This image below looks a little more natrual to me. If it doesn't seem like enough rimlight on the head yet, just keep in mind we're still adding light. We still have to mimic the lighting coming from the windows, which will add to the back light.(Fig.13)
One thing I don't like at this point is the Key light color. It feels a little bright too, like it's not light from this background scene. I'm going to change it to a color that has tones more like the image and turn down the intensity just a little. Right now it's a pure white light, so I'm going to add just a slight bit of brown, like the walls, since there doesn't really seem to be any pure white sources of light here. Rarely is light pure light and has some sort of slight color tint. (Fig.14)
This color feels a little more natural to me. Now I'll go onto the next lights that I feel pretty happy with the ones I already have. I have covered the basics or bare bones of the 3 point lighting. (Fig.15)
So below here you can see the lights in my scene that I've added. I added a couple for the light coming through the windows and then added a few for the bounce light off the floors coming from the windows (since there's no geometry there to bounce light off of, we have to put lights in to do that) None of the lights in back are too high in intensity, since the more lights we add the brighter things get.
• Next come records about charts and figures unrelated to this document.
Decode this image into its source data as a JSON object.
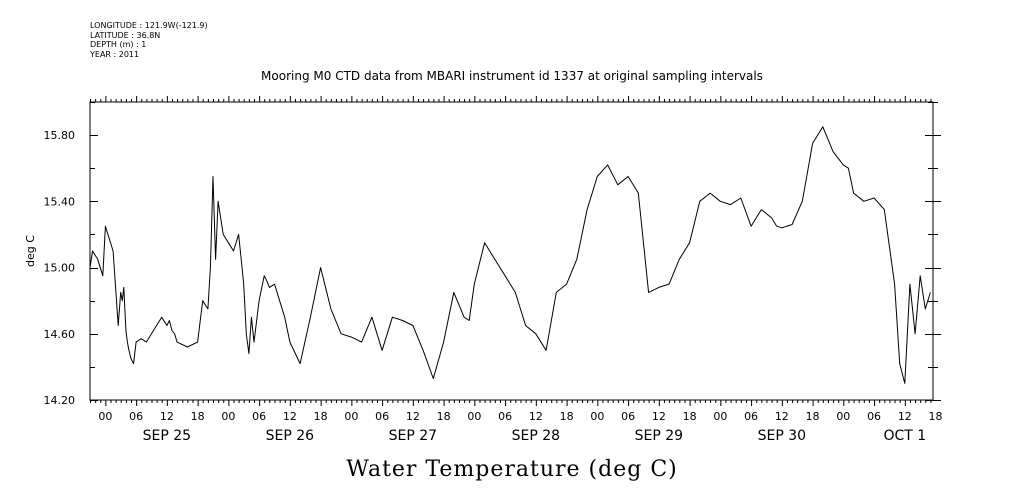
{
  "header": {
    "longitude": "LONGITUDE : 121.9W(-121.9)",
    "latitude": "LATITUDE : 36.8N",
    "depth": "DEPTH (m) : 1",
    "year": "YEAR : 2011"
  },
  "chart_data": {
    "type": "line",
    "title": "Mooring M0 CTD data from MBARI instrument id 1337 at original sampling intervals",
    "xlabel": "Water Temperature (deg C)",
    "ylabel": "deg C",
    "ylim": [
      14.2,
      16.0
    ],
    "y_ticks": [
      "14.20",
      "14.60",
      "15.00",
      "15.40",
      "15.80"
    ],
    "hour_ticks": [
      "00",
      "06",
      "12",
      "18",
      "00",
      "06",
      "12",
      "18",
      "00",
      "06",
      "12",
      "18",
      "00",
      "06",
      "12",
      "18",
      "00",
      "06",
      "12",
      "18",
      "00",
      "06",
      "12",
      "18",
      "00",
      "06",
      "12",
      "18"
    ],
    "day_labels": [
      "SEP 25",
      "SEP 26",
      "SEP 27",
      "SEP 28",
      "SEP 29",
      "SEP 30",
      "OCT  1"
    ],
    "x_unit": "hours since 2011-09-25 00:00 (x-axis starts at SEP 24 21:00)",
    "xlim": [
      -3,
      161.5
    ],
    "series": [
      {
        "name": "Water Temperature",
        "x": [
          -3,
          -2.5,
          -1.5,
          -0.5,
          0,
          0.5,
          1.5,
          2.5,
          3,
          3.3,
          3.6,
          4,
          4.3,
          4.6,
          5,
          5.5,
          6,
          7,
          8,
          9,
          10,
          11,
          12,
          12.5,
          13,
          13.5,
          14,
          16,
          18,
          19,
          20,
          20.5,
          21,
          21.5,
          22,
          22.5,
          23,
          24,
          25,
          26,
          26.5,
          27,
          27.5,
          28,
          28.5,
          29,
          30,
          31,
          31.5,
          32,
          33,
          34,
          35,
          36,
          38,
          40,
          42,
          44,
          46,
          48,
          50,
          52,
          54,
          56,
          58,
          60,
          62,
          64,
          66,
          68,
          70,
          71,
          72,
          74,
          76,
          78,
          80,
          82,
          84,
          86,
          88,
          90,
          92,
          94,
          96,
          98,
          100,
          102,
          104,
          106,
          108,
          110,
          112,
          114,
          116,
          118,
          120,
          122,
          124,
          126,
          128,
          130,
          131,
          132,
          134,
          136,
          138,
          140,
          142,
          144,
          145,
          146,
          148,
          150,
          152,
          154,
          155,
          156,
          157,
          158,
          159,
          160,
          161
        ],
        "values": [
          15.0,
          15.1,
          15.05,
          14.95,
          15.25,
          15.2,
          15.1,
          14.65,
          14.85,
          14.8,
          14.88,
          14.62,
          14.55,
          14.5,
          14.45,
          14.42,
          14.55,
          14.57,
          14.55,
          14.6,
          14.65,
          14.7,
          14.65,
          14.68,
          14.62,
          14.6,
          14.55,
          14.52,
          14.55,
          14.8,
          14.75,
          15.0,
          15.55,
          15.05,
          15.4,
          15.3,
          15.2,
          15.15,
          15.1,
          15.2,
          15.05,
          14.9,
          14.6,
          14.48,
          14.7,
          14.55,
          14.8,
          14.95,
          14.92,
          14.88,
          14.9,
          14.8,
          14.7,
          14.55,
          14.42,
          14.7,
          15.0,
          14.75,
          14.6,
          14.58,
          14.55,
          14.7,
          14.5,
          14.7,
          14.68,
          14.65,
          14.5,
          14.33,
          14.55,
          14.85,
          14.7,
          14.68,
          14.9,
          15.15,
          15.05,
          14.95,
          14.85,
          14.65,
          14.6,
          14.5,
          14.85,
          14.9,
          15.05,
          15.35,
          15.55,
          15.62,
          15.5,
          15.55,
          15.45,
          14.85,
          14.88,
          14.9,
          15.05,
          15.15,
          15.4,
          15.45,
          15.4,
          15.38,
          15.42,
          15.25,
          15.35,
          15.3,
          15.25,
          15.24,
          15.26,
          15.4,
          15.75,
          15.85,
          15.7,
          15.62,
          15.6,
          15.45,
          15.4,
          15.42,
          15.35,
          14.9,
          14.42,
          14.3,
          14.9,
          14.6,
          14.95,
          14.75,
          14.85
        ]
      }
    ],
    "grid": false,
    "legend": "none"
  }
}
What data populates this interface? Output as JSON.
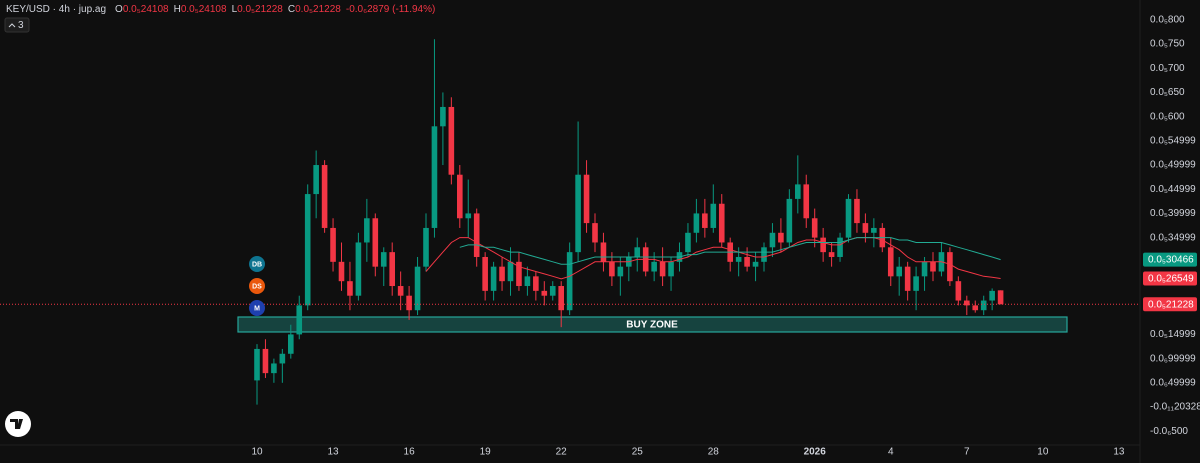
{
  "legend": {
    "symbol": "KEY/USD · 4h · jup.ag",
    "ohlc": [
      {
        "key": "O",
        "label": "0.0₅24108"
      },
      {
        "key": "H",
        "label": "0.0₅24108"
      },
      {
        "key": "L",
        "label": "0.0₅21228"
      },
      {
        "key": "C",
        "label": "0.0₅21228"
      }
    ],
    "change": "-0.0₆2879 (-11.94%)",
    "indicator_count": "3"
  },
  "badges": [
    {
      "text": "DB",
      "color": "#0e7490"
    },
    {
      "text": "DS",
      "color": "#ea580c"
    },
    {
      "text": "M",
      "color": "#1e40af"
    }
  ],
  "chart_data": {
    "type": "candlestick",
    "categories": [
      "10",
      null,
      null,
      null,
      null,
      null,
      null,
      null,
      null,
      "13",
      null,
      null,
      null,
      null,
      null,
      null,
      null,
      null,
      "16",
      null,
      null,
      null,
      null,
      null,
      null,
      null,
      null,
      "19",
      null,
      null,
      null,
      null,
      null,
      null,
      null,
      null,
      "22",
      null,
      null,
      null,
      null,
      null,
      null,
      null,
      null,
      "25",
      null,
      null,
      null,
      null,
      null,
      null,
      null,
      null,
      "28",
      null,
      null,
      null,
      null,
      null,
      null,
      null,
      null,
      null,
      null,
      null,
      "2026",
      null,
      null,
      null,
      null,
      null,
      null,
      null,
      null,
      "4",
      null,
      null,
      null,
      null,
      null,
      null,
      null,
      null,
      "7",
      null,
      null,
      null,
      null,
      null,
      null,
      null,
      null,
      "10",
      null,
      null,
      null,
      null,
      null,
      null,
      null,
      null,
      "13",
      null,
      null
    ],
    "open": [
      5.5e-07,
      1.2e-06,
      7e-07,
      9e-07,
      1.1e-06,
      1.5e-06,
      2.1e-06,
      4.4e-06,
      5e-06,
      3.7e-06,
      3e-06,
      2.6e-06,
      2.3e-06,
      3.4e-06,
      3.9e-06,
      2.9e-06,
      3.2e-06,
      2.5e-06,
      2.3e-06,
      2e-06,
      2.9e-06,
      3.7e-06,
      5.8e-06,
      6.2e-06,
      4.8e-06,
      3.9e-06,
      4e-06,
      3.1e-06,
      2.4e-06,
      2.9e-06,
      2.6e-06,
      3e-06,
      2.5e-06,
      2.7e-06,
      2.4e-06,
      2.3e-06,
      2.5e-06,
      2e-06,
      3.2e-06,
      4.8e-06,
      3.8e-06,
      3.4e-06,
      3e-06,
      2.7e-06,
      2.9e-06,
      3.1e-06,
      3.3e-06,
      2.8e-06,
      3e-06,
      2.7e-06,
      3e-06,
      3.2e-06,
      3.6e-06,
      4e-06,
      3.7e-06,
      4.2e-06,
      3.4e-06,
      3e-06,
      3.1e-06,
      2.9e-06,
      3e-06,
      3.3e-06,
      3.6e-06,
      3.4e-06,
      4.3e-06,
      4.6e-06,
      3.9e-06,
      3.5e-06,
      3.2e-06,
      3.1e-06,
      3.5e-06,
      4.3e-06,
      3.8e-06,
      3.6e-06,
      3.7e-06,
      3.3e-06,
      2.7e-06,
      2.9e-06,
      2.4e-06,
      2.7e-06,
      3e-06,
      2.8e-06,
      3.2e-06,
      2.6e-06,
      2.2e-06,
      2.1e-06,
      2e-06,
      2.2e-06,
      2.4108e-06,
      null,
      null,
      null,
      null,
      null,
      null,
      null,
      null,
      null,
      null,
      null,
      null,
      null,
      null,
      null,
      null
    ],
    "high": [
      1.3e-06,
      1.4e-06,
      1e-06,
      1.2e-06,
      1.7e-06,
      2.3e-06,
      4.6e-06,
      5.3e-06,
      5.1e-06,
      3.9e-06,
      3.4e-06,
      3e-06,
      3.6e-06,
      4.3e-06,
      4e-06,
      3.3e-06,
      3.4e-06,
      2.8e-06,
      2.5e-06,
      3.1e-06,
      4e-06,
      7.6e-06,
      6.5e-06,
      6.4e-06,
      5e-06,
      4.7e-06,
      4.1e-06,
      3.2e-06,
      3e-06,
      3.1e-06,
      3.3e-06,
      3.2e-06,
      2.9e-06,
      2.8e-06,
      2.6e-06,
      2.6e-06,
      2.6e-06,
      3.4e-06,
      5.9e-06,
      5.1e-06,
      4e-06,
      3.6e-06,
      3.2e-06,
      3.1e-06,
      3.2e-06,
      3.5e-06,
      3.4e-06,
      3.2e-06,
      3.3e-06,
      3.1e-06,
      3.4e-06,
      3.8e-06,
      4.3e-06,
      4.3e-06,
      4.6e-06,
      4.4e-06,
      3.5e-06,
      3.3e-06,
      3.3e-06,
      3.2e-06,
      3.4e-06,
      3.8e-06,
      3.9e-06,
      4.5e-06,
      5.2e-06,
      4.8e-06,
      4.1e-06,
      3.7e-06,
      3.4e-06,
      3.6e-06,
      4.4e-06,
      4.5e-06,
      4e-06,
      3.9e-06,
      3.8e-06,
      3.5e-06,
      3.1e-06,
      3e-06,
      2.9e-06,
      3.1e-06,
      3.2e-06,
      3.4e-06,
      3.3e-06,
      2.7e-06,
      2.3e-06,
      2.2e-06,
      2.3e-06,
      2.45e-06,
      2.4108e-06,
      null,
      null,
      null,
      null,
      null,
      null,
      null,
      null,
      null,
      null,
      null,
      null,
      null,
      null,
      null,
      null
    ],
    "low": [
      5e-08,
      6e-07,
      5e-07,
      5e-07,
      1e-06,
      1.4e-06,
      2e-06,
      3.9e-06,
      3.6e-06,
      2.8e-06,
      2.4e-06,
      2e-06,
      2.2e-06,
      3e-06,
      2.7e-06,
      2.5e-06,
      2.3e-06,
      2e-06,
      1.8e-06,
      1.9e-06,
      2.8e-06,
      3.5e-06,
      5e-06,
      4.6e-06,
      3.7e-06,
      3.5e-06,
      2.9e-06,
      2.2e-06,
      2.2e-06,
      2.4e-06,
      2.3e-06,
      2.4e-06,
      2.3e-06,
      2.2e-06,
      2.1e-06,
      2.2e-06,
      1.65e-06,
      1.9e-06,
      3e-06,
      3.6e-06,
      3.2e-06,
      2.8e-06,
      2.5e-06,
      2.3e-06,
      2.6e-06,
      2.8e-06,
      2.7e-06,
      2.6e-06,
      2.5e-06,
      2.4e-06,
      2.8e-06,
      3.1e-06,
      3.4e-06,
      3.5e-06,
      3.6e-06,
      3.3e-06,
      2.8e-06,
      2.7e-06,
      2.8e-06,
      2.6e-06,
      2.8e-06,
      3.1e-06,
      3.2e-06,
      3.3e-06,
      4e-06,
      3.7e-06,
      3.3e-06,
      3e-06,
      2.9e-06,
      3e-06,
      3.4e-06,
      3.6e-06,
      3.4e-06,
      3.3e-06,
      3.2e-06,
      2.5e-06,
      2.3e-06,
      2.2e-06,
      2e-06,
      2.4e-06,
      2.6e-06,
      2.7e-06,
      2.5e-06,
      2.1e-06,
      1.9e-06,
      1.95e-06,
      1.9e-06,
      2e-06,
      2.1228e-06,
      null,
      null,
      null,
      null,
      null,
      null,
      null,
      null,
      null,
      null,
      null,
      null,
      null,
      null,
      null,
      null
    ],
    "close": [
      1.2e-06,
      7e-07,
      9e-07,
      1.1e-06,
      1.5e-06,
      2.1e-06,
      4.4e-06,
      5e-06,
      3.7e-06,
      3e-06,
      2.6e-06,
      2.3e-06,
      3.4e-06,
      3.9e-06,
      2.9e-06,
      3.2e-06,
      2.5e-06,
      2.3e-06,
      2e-06,
      2.9e-06,
      3.7e-06,
      5.8e-06,
      6.2e-06,
      4.8e-06,
      3.9e-06,
      4e-06,
      3.1e-06,
      2.4e-06,
      2.9e-06,
      2.6e-06,
      3e-06,
      2.5e-06,
      2.7e-06,
      2.4e-06,
      2.3e-06,
      2.5e-06,
      2e-06,
      3.2e-06,
      4.8e-06,
      3.8e-06,
      3.4e-06,
      3e-06,
      2.7e-06,
      2.9e-06,
      3.1e-06,
      3.3e-06,
      2.8e-06,
      3e-06,
      2.7e-06,
      3e-06,
      3.2e-06,
      3.6e-06,
      4e-06,
      3.7e-06,
      4.2e-06,
      3.4e-06,
      3e-06,
      3.1e-06,
      2.9e-06,
      3e-06,
      3.3e-06,
      3.6e-06,
      3.4e-06,
      4.3e-06,
      4.6e-06,
      3.9e-06,
      3.5e-06,
      3.2e-06,
      3.1e-06,
      3.5e-06,
      4.3e-06,
      3.8e-06,
      3.6e-06,
      3.7e-06,
      3.3e-06,
      2.7e-06,
      2.9e-06,
      2.4e-06,
      2.7e-06,
      3e-06,
      2.8e-06,
      3.2e-06,
      2.6e-06,
      2.2e-06,
      2.1e-06,
      2e-06,
      2.2e-06,
      2.4e-06,
      2.1228e-06,
      null,
      null,
      null,
      null,
      null,
      null,
      null,
      null,
      null,
      null,
      null,
      null,
      null,
      null,
      null,
      null
    ],
    "up_color": "#089981",
    "down_color": "#f23645",
    "series": [
      {
        "color": "#f23645",
        "values": [
          null,
          null,
          null,
          null,
          null,
          null,
          null,
          null,
          null,
          null,
          null,
          null,
          null,
          null,
          null,
          null,
          null,
          null,
          null,
          null,
          2.8e-06,
          3e-06,
          3.2e-06,
          3.4e-06,
          3.5e-06,
          3.5e-06,
          3.4e-06,
          3.3e-06,
          3.2e-06,
          3.1e-06,
          3e-06,
          2.9e-06,
          2.85e-06,
          2.8e-06,
          2.75e-06,
          2.7e-06,
          2.65e-06,
          2.7e-06,
          2.8e-06,
          2.9e-06,
          3e-06,
          3e-06,
          3e-06,
          3e-06,
          3e-06,
          3.05e-06,
          3.05e-06,
          3.05e-06,
          3e-06,
          3e-06,
          3.05e-06,
          3.1e-06,
          3.2e-06,
          3.25e-06,
          3.3e-06,
          3.3e-06,
          3.25e-06,
          3.2e-06,
          3.15e-06,
          3.1e-06,
          3.1e-06,
          3.15e-06,
          3.2e-06,
          3.3e-06,
          3.4e-06,
          3.45e-06,
          3.45e-06,
          3.4e-06,
          3.35e-06,
          3.35e-06,
          3.45e-06,
          3.5e-06,
          3.5e-06,
          3.5e-06,
          3.45e-06,
          3.35e-06,
          3.25e-06,
          3.1e-06,
          3e-06,
          3e-06,
          3e-06,
          3e-06,
          2.95e-06,
          2.85e-06,
          2.8e-06,
          2.75e-06,
          2.7e-06,
          2.68e-06,
          2.6549e-06,
          null,
          null,
          null,
          null,
          null,
          null,
          null,
          null,
          null,
          null,
          null,
          null,
          null,
          null,
          null,
          null
        ]
      },
      {
        "color": "#22ab94",
        "values": [
          null,
          null,
          null,
          null,
          null,
          null,
          null,
          null,
          null,
          null,
          null,
          null,
          null,
          null,
          null,
          null,
          null,
          null,
          null,
          null,
          null,
          null,
          null,
          null,
          3.3e-06,
          3.35e-06,
          3.35e-06,
          3.3e-06,
          3.3e-06,
          3.25e-06,
          3.2e-06,
          3.2e-06,
          3.15e-06,
          3.1e-06,
          3.05e-06,
          3e-06,
          2.95e-06,
          2.95e-06,
          3e-06,
          3.05e-06,
          3.1e-06,
          3.1e-06,
          3.1e-06,
          3.1e-06,
          3.1e-06,
          3.1e-06,
          3.1e-06,
          3.1e-06,
          3.1e-06,
          3.1e-06,
          3.1e-06,
          3.15e-06,
          3.15e-06,
          3.2e-06,
          3.2e-06,
          3.2e-06,
          3.2e-06,
          3.2e-06,
          3.2e-06,
          3.2e-06,
          3.2e-06,
          3.2e-06,
          3.25e-06,
          3.3e-06,
          3.35e-06,
          3.4e-06,
          3.4e-06,
          3.4e-06,
          3.4e-06,
          3.4e-06,
          3.45e-06,
          3.5e-06,
          3.5e-06,
          3.5e-06,
          3.5e-06,
          3.5e-06,
          3.45e-06,
          3.45e-06,
          3.4e-06,
          3.4e-06,
          3.4e-06,
          3.4e-06,
          3.35e-06,
          3.3e-06,
          3.25e-06,
          3.2e-06,
          3.15e-06,
          3.1e-06,
          3.0466e-06,
          null,
          null,
          null,
          null,
          null,
          null,
          null,
          null,
          null,
          null,
          null,
          null,
          null,
          null,
          null,
          null
        ]
      }
    ],
    "ylim": [
      -7.85e-07,
      8.41e-06
    ],
    "yticks": [
      {
        "value": 8e-06,
        "label": "0.0₅800"
      },
      {
        "value": 7.5e-06,
        "label": "0.0₅750"
      },
      {
        "value": 7e-06,
        "label": "0.0₅700"
      },
      {
        "value": 6.5e-06,
        "label": "0.0₅650"
      },
      {
        "value": 6e-06,
        "label": "0.0₅600"
      },
      {
        "value": 5.5e-06,
        "label": "0.0₅54999"
      },
      {
        "value": 5e-06,
        "label": "0.0₅49999"
      },
      {
        "value": 4.5e-06,
        "label": "0.0₅44999"
      },
      {
        "value": 4e-06,
        "label": "0.0₅39999"
      },
      {
        "value": 3.5e-06,
        "label": "0.0₅34999"
      },
      {
        "value": 1.5e-06,
        "label": "0.0₅14999"
      },
      {
        "value": 1e-06,
        "label": "0.0₆99999"
      },
      {
        "value": 5e-07,
        "label": "0.0₆49999"
      },
      {
        "value": -2.0328e-12,
        "label": "-0.0₁₁20328"
      },
      {
        "value": -5e-07,
        "label": "-0.0₆500"
      }
    ],
    "price_labels": [
      {
        "value": 3.0466e-06,
        "label": "0.0₅30466",
        "color": "#089981"
      },
      {
        "value": 2.6549e-06,
        "label": "0.0₅26549",
        "color": "#f23645"
      },
      {
        "value": 2.1228e-06,
        "label": "0.0₅21228",
        "color": "#f23645"
      }
    ],
    "zones": [
      {
        "label": "BUY ZONE",
        "low": 1.55e-06,
        "high": 1.86e-06,
        "color": "#26a69a"
      }
    ]
  }
}
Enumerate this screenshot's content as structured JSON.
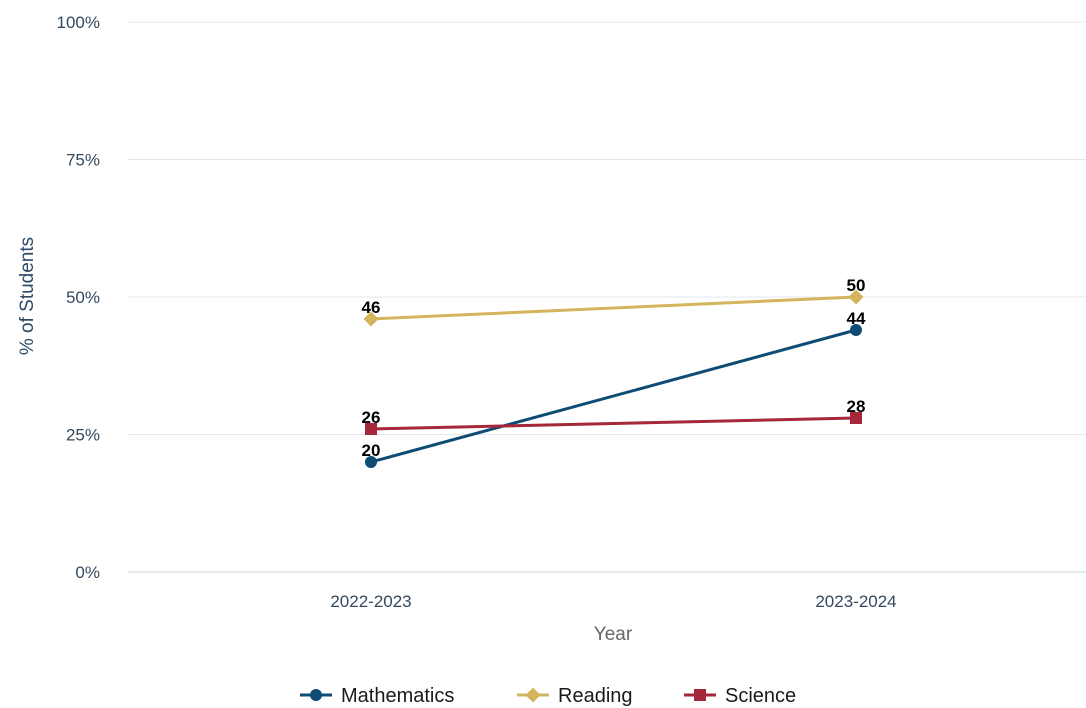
{
  "chart_data": {
    "type": "line",
    "xlabel": "Year",
    "ylabel": "% of Students",
    "categories": [
      "2022-2023",
      "2023-2024"
    ],
    "ylim": [
      0,
      100
    ],
    "yticks": [
      "0%",
      "25%",
      "50%",
      "75%",
      "100%"
    ],
    "grid": true,
    "legend": "bottom-center",
    "series": [
      {
        "name": "Mathematics",
        "values": [
          20,
          44
        ],
        "color": "#0f4c75",
        "marker": "circle"
      },
      {
        "name": "Reading",
        "values": [
          46,
          50
        ],
        "color": "#d4b45c",
        "marker": "diamond"
      },
      {
        "name": "Science",
        "values": [
          26,
          28
        ],
        "color": "#a6263a",
        "marker": "square"
      }
    ]
  }
}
Light is additive. The more you add in the more it gets towards white. There's a little fudging in that theory with light color or negative light intensity, but in general, try to keep that in mind.(Fig.16)
Here's the render I end up with after a bit of tweaking of those lights.(Fig.17)
Now what I don't like about this render is the model. It's too soft, and the edges can't catch highlights. So I'm going to go bevel everything on the pedestal. Select all the edges that you want to bevel on any particular object all at once, and then bevel them. I do a some what small bevel. You can hardly see them here. But later, they will really add to being able to catch highlights on the model from the Also, later if we smooth this stuff, it'll all keep there shape. Anywhere where there was a hard edge, I beveled it. I don't recommend being lazy and beveling the whole model if you plan to smooth it later, unless you want it to not be round and keep those straight edges that it has. And yes, this seems like a modeling step, but it's a modeling step that's taken for the sake of lighting, which is why I've included it in here.